A bunch of people have sent me links to an article about MapReduce. I've hesitated to write about it, because the currently hyped MapReduce stuff was developed, and extensively used by Google, my employer. But the article is really annoying, and deserves a response. So I'm going to be absolutely clear. I am not commenting on this in my capacity as a Google employee. (In fact, I've never actually used MapReduce at work!) This is strictly on my own time, and it's purely my own opinion. If it's the dumbest thing you've ever read, that's my fault, not Google's. If it's the most brilliant thing you've ever read, that's my credit, not Google's. I wasn't asked to write this by Google, and I didn't ask their permission, either. This is just me, the annoying geek behind this blog, writing solely
on my own behalf, speaking for no one but me. Got it?

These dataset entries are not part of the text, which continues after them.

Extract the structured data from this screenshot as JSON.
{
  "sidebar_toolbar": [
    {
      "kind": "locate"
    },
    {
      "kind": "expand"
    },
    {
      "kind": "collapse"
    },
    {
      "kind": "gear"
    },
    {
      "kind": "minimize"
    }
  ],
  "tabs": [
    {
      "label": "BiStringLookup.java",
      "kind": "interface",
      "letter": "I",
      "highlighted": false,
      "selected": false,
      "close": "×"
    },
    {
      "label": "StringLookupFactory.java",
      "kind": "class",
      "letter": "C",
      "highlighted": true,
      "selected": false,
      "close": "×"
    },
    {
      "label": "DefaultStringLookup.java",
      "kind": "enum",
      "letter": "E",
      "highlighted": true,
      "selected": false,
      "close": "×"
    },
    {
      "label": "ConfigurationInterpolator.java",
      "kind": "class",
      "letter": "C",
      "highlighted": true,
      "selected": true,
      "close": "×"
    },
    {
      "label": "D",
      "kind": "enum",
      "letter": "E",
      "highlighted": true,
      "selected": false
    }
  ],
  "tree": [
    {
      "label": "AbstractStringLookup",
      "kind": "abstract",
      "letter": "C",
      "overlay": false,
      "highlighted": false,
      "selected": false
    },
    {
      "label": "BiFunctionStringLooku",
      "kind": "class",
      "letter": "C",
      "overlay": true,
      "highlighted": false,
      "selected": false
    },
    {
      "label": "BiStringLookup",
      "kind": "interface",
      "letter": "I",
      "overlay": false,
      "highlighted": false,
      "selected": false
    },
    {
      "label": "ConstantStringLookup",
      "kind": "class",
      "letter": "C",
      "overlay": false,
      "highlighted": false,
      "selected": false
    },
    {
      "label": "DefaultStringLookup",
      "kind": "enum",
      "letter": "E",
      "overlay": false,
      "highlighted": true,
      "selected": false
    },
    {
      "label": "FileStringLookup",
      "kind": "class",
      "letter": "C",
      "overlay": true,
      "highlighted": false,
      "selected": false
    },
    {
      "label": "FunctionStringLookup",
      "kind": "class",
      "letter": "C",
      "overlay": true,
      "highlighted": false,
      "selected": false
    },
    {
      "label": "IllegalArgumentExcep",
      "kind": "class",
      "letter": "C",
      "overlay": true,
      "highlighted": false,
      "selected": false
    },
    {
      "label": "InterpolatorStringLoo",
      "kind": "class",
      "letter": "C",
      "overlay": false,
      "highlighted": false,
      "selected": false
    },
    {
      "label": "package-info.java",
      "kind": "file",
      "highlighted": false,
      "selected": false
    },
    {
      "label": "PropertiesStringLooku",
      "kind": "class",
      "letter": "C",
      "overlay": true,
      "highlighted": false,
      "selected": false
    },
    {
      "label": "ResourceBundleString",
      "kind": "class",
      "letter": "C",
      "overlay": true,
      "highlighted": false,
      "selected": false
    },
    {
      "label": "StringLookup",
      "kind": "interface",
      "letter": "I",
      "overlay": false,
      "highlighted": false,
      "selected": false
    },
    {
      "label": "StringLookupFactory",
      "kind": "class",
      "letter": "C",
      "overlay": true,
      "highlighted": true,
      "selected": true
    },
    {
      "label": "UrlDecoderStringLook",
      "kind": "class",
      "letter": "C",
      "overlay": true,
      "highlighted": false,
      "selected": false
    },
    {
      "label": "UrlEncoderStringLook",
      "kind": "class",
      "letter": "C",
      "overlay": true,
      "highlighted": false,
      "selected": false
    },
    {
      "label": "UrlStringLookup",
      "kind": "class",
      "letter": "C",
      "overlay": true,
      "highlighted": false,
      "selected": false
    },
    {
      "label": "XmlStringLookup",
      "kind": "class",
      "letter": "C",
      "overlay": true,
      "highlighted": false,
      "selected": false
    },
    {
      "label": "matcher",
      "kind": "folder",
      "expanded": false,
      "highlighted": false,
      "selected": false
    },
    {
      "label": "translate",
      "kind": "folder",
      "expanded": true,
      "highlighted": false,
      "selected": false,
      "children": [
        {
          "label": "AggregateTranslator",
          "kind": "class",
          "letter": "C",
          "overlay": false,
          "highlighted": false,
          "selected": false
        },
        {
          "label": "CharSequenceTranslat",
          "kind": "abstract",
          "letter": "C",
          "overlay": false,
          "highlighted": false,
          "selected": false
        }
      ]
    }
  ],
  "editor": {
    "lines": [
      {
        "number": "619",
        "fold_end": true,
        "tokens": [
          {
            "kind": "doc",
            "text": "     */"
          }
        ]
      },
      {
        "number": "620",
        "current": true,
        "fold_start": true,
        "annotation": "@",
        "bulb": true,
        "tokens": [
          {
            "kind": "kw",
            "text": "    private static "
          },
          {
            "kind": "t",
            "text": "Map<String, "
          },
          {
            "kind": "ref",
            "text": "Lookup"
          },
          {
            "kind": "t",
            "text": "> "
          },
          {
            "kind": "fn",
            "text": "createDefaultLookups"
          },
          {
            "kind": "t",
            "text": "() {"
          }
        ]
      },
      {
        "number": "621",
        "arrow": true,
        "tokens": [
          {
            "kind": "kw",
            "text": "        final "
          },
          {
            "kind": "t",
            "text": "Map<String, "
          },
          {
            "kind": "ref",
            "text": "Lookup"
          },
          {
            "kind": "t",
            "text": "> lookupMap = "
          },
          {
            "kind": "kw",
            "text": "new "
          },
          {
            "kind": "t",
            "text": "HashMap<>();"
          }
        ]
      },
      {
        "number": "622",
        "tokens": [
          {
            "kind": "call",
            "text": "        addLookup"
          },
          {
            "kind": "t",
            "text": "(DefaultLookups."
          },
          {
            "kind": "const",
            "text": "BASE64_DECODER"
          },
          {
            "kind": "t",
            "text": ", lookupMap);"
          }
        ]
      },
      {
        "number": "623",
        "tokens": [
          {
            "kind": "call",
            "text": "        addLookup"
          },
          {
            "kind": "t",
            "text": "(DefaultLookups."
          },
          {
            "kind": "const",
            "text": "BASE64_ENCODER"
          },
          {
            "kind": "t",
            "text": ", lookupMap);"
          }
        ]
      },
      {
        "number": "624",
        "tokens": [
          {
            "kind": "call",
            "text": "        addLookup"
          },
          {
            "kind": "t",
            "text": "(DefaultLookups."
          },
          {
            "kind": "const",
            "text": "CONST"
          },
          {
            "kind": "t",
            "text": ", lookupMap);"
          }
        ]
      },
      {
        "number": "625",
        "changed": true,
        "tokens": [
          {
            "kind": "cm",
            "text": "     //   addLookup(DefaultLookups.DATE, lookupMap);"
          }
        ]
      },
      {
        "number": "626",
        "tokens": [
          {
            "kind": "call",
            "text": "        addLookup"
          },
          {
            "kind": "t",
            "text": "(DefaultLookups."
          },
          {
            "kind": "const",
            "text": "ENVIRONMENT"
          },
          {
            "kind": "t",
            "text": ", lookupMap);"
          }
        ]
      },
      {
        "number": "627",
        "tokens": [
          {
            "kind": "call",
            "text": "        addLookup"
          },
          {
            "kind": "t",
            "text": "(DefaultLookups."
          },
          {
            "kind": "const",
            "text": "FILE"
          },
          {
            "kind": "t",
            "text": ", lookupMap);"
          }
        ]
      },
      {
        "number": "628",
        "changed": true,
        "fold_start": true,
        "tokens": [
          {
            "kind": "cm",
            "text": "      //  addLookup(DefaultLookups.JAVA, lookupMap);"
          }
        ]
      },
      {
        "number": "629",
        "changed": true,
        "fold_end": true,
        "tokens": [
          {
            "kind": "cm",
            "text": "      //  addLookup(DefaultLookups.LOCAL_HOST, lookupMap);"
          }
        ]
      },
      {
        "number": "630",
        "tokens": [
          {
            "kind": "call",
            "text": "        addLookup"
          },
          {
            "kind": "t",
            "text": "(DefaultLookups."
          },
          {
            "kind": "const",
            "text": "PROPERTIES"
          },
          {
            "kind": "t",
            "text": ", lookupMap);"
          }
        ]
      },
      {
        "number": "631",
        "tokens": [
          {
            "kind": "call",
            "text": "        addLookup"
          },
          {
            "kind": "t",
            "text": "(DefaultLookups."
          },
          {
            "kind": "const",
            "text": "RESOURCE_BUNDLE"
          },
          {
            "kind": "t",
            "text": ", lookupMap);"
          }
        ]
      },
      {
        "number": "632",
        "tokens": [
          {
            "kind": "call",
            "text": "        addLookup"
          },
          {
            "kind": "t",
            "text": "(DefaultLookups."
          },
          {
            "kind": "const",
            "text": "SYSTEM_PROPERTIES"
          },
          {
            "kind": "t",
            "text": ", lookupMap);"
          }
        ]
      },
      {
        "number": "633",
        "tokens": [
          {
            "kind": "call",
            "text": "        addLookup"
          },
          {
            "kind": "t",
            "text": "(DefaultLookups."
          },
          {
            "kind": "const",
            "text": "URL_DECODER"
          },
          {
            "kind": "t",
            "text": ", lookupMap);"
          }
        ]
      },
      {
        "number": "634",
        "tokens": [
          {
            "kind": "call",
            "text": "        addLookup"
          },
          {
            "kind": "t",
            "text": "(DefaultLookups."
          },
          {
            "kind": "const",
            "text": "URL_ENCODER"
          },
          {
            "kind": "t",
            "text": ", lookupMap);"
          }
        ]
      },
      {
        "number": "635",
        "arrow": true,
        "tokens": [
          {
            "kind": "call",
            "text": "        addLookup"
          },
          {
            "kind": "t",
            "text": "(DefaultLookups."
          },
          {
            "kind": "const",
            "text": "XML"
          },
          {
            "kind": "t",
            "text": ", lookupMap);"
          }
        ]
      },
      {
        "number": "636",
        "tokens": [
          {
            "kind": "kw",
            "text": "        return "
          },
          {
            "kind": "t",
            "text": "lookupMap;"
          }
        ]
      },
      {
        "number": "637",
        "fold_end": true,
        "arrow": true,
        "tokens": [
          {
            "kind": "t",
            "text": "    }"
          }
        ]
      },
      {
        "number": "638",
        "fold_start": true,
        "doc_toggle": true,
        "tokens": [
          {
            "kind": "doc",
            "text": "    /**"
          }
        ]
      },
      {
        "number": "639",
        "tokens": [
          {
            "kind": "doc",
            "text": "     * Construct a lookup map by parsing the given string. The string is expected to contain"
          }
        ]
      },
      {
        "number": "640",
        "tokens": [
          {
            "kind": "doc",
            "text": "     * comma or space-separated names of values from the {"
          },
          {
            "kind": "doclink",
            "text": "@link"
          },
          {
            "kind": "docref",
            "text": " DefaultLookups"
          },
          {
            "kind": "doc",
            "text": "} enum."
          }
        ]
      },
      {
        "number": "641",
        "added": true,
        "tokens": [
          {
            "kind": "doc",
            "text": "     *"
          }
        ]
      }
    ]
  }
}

The reason that I'm interested in this is because it's related to my PhD work. Back in
grad school, what I worked on was applying parallelism to structured data in
non-scientific applications. That's pretty much what MapReduce does. And the solution
that I proposed was a kind hierarchical scatter/gather operation - which is, very nearly, the
way that MapReduce works. The big difference? MapReduce beats what I did. The guys who designed MapReduce noticed something that I didn't, and took advantage of it, which made M/R programs a lot cleaner and easier to write. The article that I'm going to discuss criticizes M/R for exactly that key idea.
Let's start at the beginning. What is MapReduce? What does it do?
Suppose you're at work, and you need to do something that's going to take a long time to
run on your computer. You don't want to wait. But you don't want to go out and spend a couple
of million dollars buying a supercomputer. How do you make it run faster? One way is buy a
whole bunch of cheap machines, and make it run on all of them at once. Another is to notice
that your office has lots of computers - pretty much every office has a computer on the desk of every employee. And at any given moment, most of those computers aren't doing much. So why not take advantage of that? When your machine isn't doing much, you let you coworkers borrow the capability you're not using; when you need to do something, you can borrow their machines. So when you need to run something big, you can easily find a pool of a dozen machines.
The problem with that approach is that most programs aren't written to run on a dozen machines. They're written to run on one machine. To split a hard task among a lot of computers is hard.
MapReduce is a library that lets you adopt a particular, stylized way of programming that's easy to split among a bunch of machines. The basic idea is that you divide the job into two parts: a Map, and a Reduce. Map basically takes the problem, splits it into sub-parts, and sends the sub-parts to different machines - so all the pieces run at the same time. Reduce takes the results from the sub-parts and combines them back together to get a single answer.
The key to how MapReduce does things is to take input as, conceptually, a list of records. The records are split among the different machines by the map. The result of the map computation is a list of key/value pairs. Reduce takes each set of values that has the same key, and combines them into a single value. So Map takes a set of data chunks, and produces key/value pairs; reduce merges things, so that instead of a set of key/value pair sets, you get one result. You can't tell whether the job was split into 100 pieces or 2 pieces; the end result looks pretty much like the result of a single map. (The key idea that differentiates M/R from my PhD work is that realization that by treating results as key/value maps, you get a very clean, uniform reduction process. I got the idea of the scatter/gather pattern, but my reduces were really ugly in comparison to M/R.)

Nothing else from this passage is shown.